What a fantastic set of discussions we now enjoy here. Thank you Minh and all who contribute.

I essentially agree with every bit of good sense I see in this Digest's current era (circa Vol 86, Issue 23):

A way to bot-update (partly, part "smart manual," too) something as basic / sensible as cities, towns, suburbs and so on with population data (and font-sized renderings...) in our complex data fifty united states adds welcome "street cred" to our project. We have CDPs (with and without centroids) we have population entries (thanks, Kristen and team!) where we didn't before, we have fresh public numbers every decade thanks to our Constitution. We have moved to harmonize these in these talk pages, too, and this shows in histories of our project -- this is obvious from the great bridges and roadway we have built. Part of this includes documenting how a set of tags achieves a specific rendering with commonly used render engines.

I like Serge's idea of incorporating all of these ideas. These are short-to-describe tasks (describing them WELL with AGREEMENT might be difficult) and then there is the "accept ownership" aspect (I or a team) then takes on.

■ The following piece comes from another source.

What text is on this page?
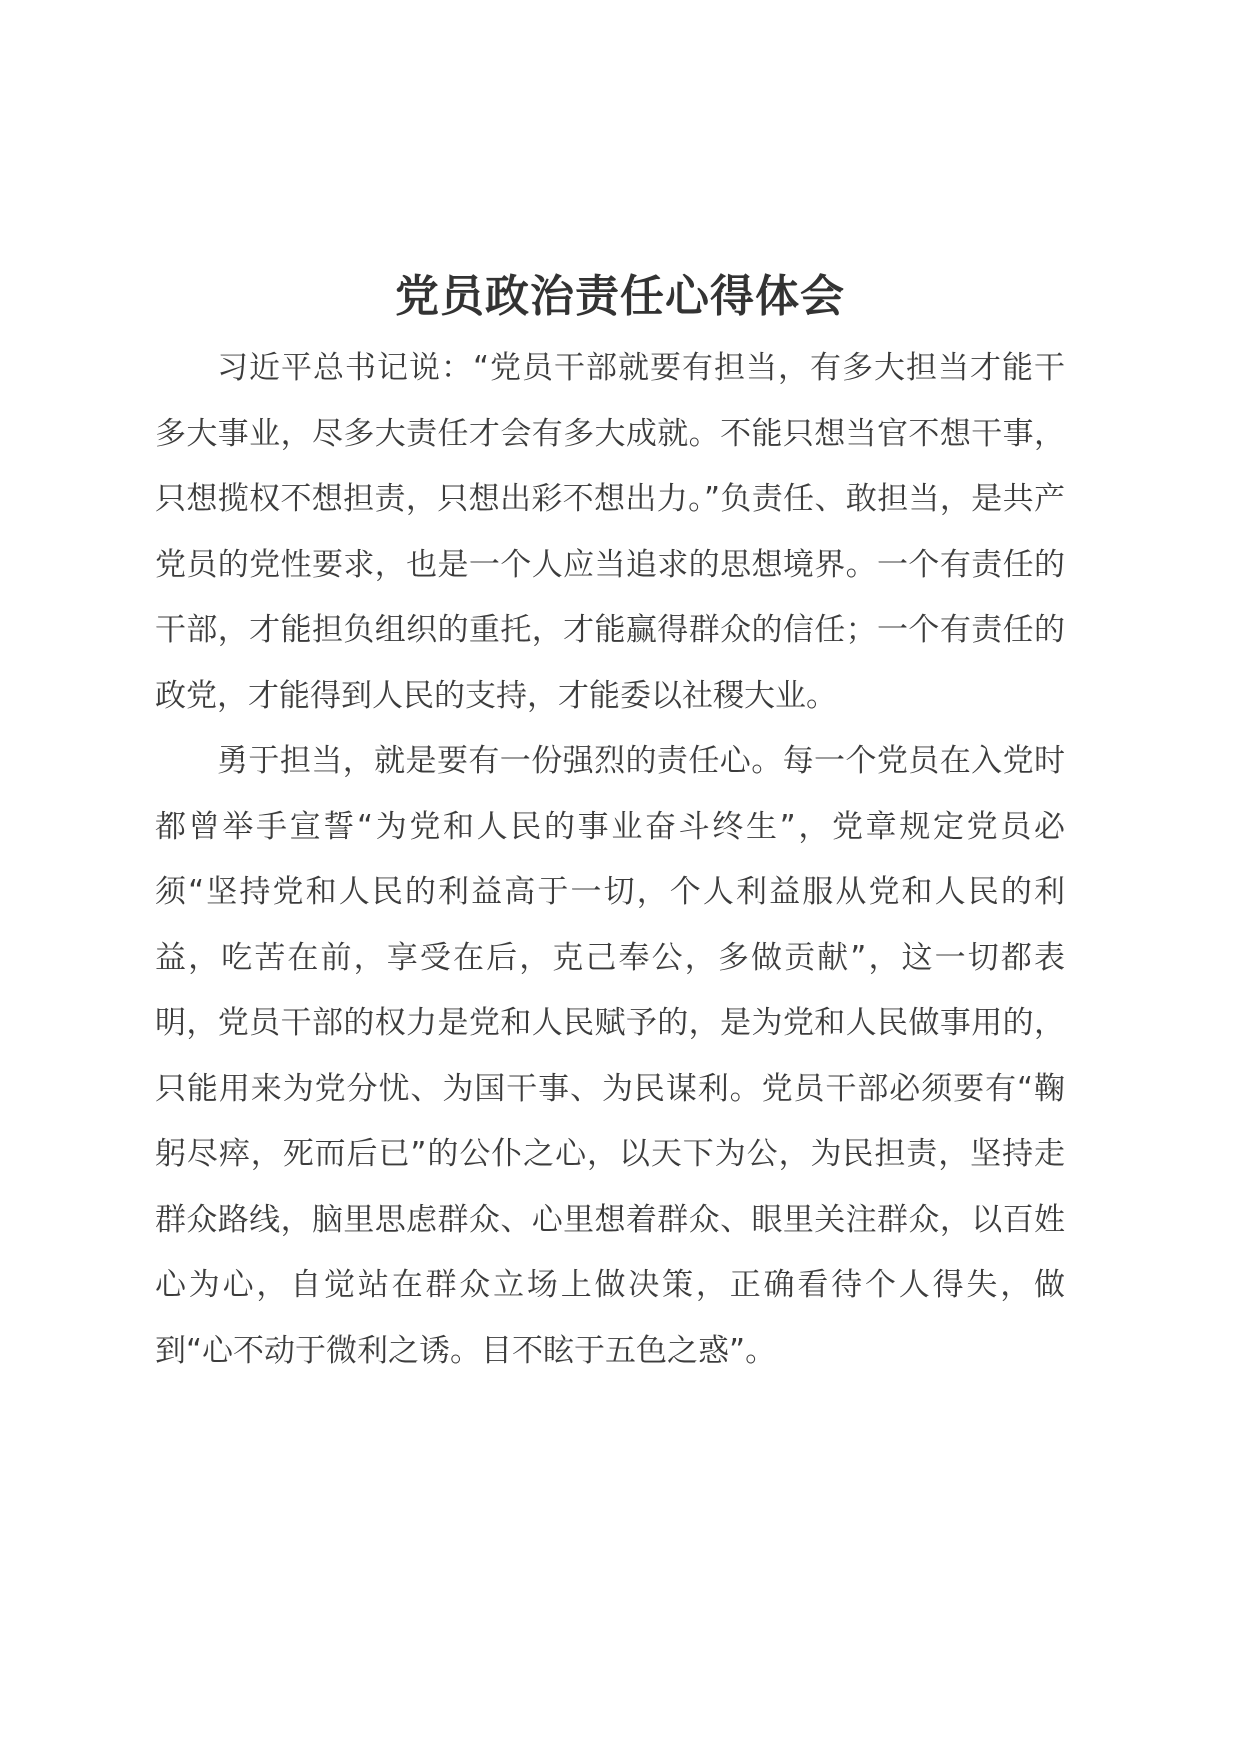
党员政治责任心得体会

习近平总书记说：“党员干部就要有担当，有多大担当才能干多大事业，尽多大责任才会有多大成就。不能只想当官不想干事，只想揽权不想担责，只想出彩不想出力。”负责任、敢担当，是共产党员的党性要求，也是一个人应当追求的思想境界。一个有责任的干部，才能担负组织的重托，才能赢得群众的信任；一个有责任的政党，才能得到人民的支持，才能委以社稷大业。

勇于担当，就是要有一份强烈的责任心。每一个党员在入党时都曾举手宣誓“为党和人民的事业奋斗终生”，党章规定党员必须“坚持党和人民的利益高于一切，个人利益服从党和人民的利益，吃苦在前，享受在后，克己奉公，多做贡献”，这一切都表明，党员干部的权力是党和人民赋予的，是为党和人民做事用的，只能用来为党分忧、为国干事、为民谋利。党员干部必须要有“鞠躬尽瘁，死而后已”的公仆之心，以天下为公，为民担责，坚持走群众路线，脑里思虑群众、心里想着群众、眼里关注群众，以百姓心为心，自觉站在群众立场上做决策，正确看待个人得失，做到“心不动于微利之诱。目不眩于五色之惑”。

No doubt, this is some of the hardest work we do: good ideas achieving goal. OSM being decennial puts us on track to being ready for our (the USA's) next decennial census, yes?

But: good ideas that die because they don't match up with folks to do them (well)? That would be a shame.

Who is for spinning up a skeletal WikiProject page ("US_Cities and Census" or somesuch)? That makes it a wider community essentially automagically. There is nothing like a WikiProject page to instruct, achieve and report status (I say from personal experience): OSM has many successful examples. (Minh was here, too!)

There are some aspects of editing OSM well where JOSM is a superior editor compared to iD or Potlatch. Let's not kid ourselves about that. iD (and Potlatch?) have their place, complex relation editing probably isn't a good overlap. There are clever (and not-so-clever) upload scripts, too, but beware hair trigger paint buckets all over the map: Serge is correct to apply quality with manual editing. Now, manual editing CAN enter truly high quality data. However, it is manual, and takes time and effort. This is a balance we juggle.

Shortly said: keeping or tossing historical objects is a serious conversation about semantics and rendering rules. That said, we see what we are doing, especially when spec'd well up front. Let's spec well up front. (Saying what we mean with semantics of syntax/tagging standards, rendering them in reasonable tile time spans, et cetera). This works, though takes time, as it is complex to build. Sausage recipes, anybody? We have those and they keep getting better, too. However, volunteer chefs to bake a great map? Step right up!

(A bit of "want to help," a bit of "project leadership," a bit of "technical geekery where required..." we know how to do this). I like the way our map grows; OSM is a great project.

OSM is a feedback loop that looks at itself and looks to improve. On talk-us, we have fifty states, and (tens of, hundreds of?) thousands of people who look and care and volunteer. In OSM, we have millions of people looking and caring. I won't be surprised as that surpasses billions (though my measurements are fuzzy, I admit, so in some sense it may already be trillions, too). Lots of people like and use our map. Let's continue to make it as awesome as possible with continuing execution of sensible projects.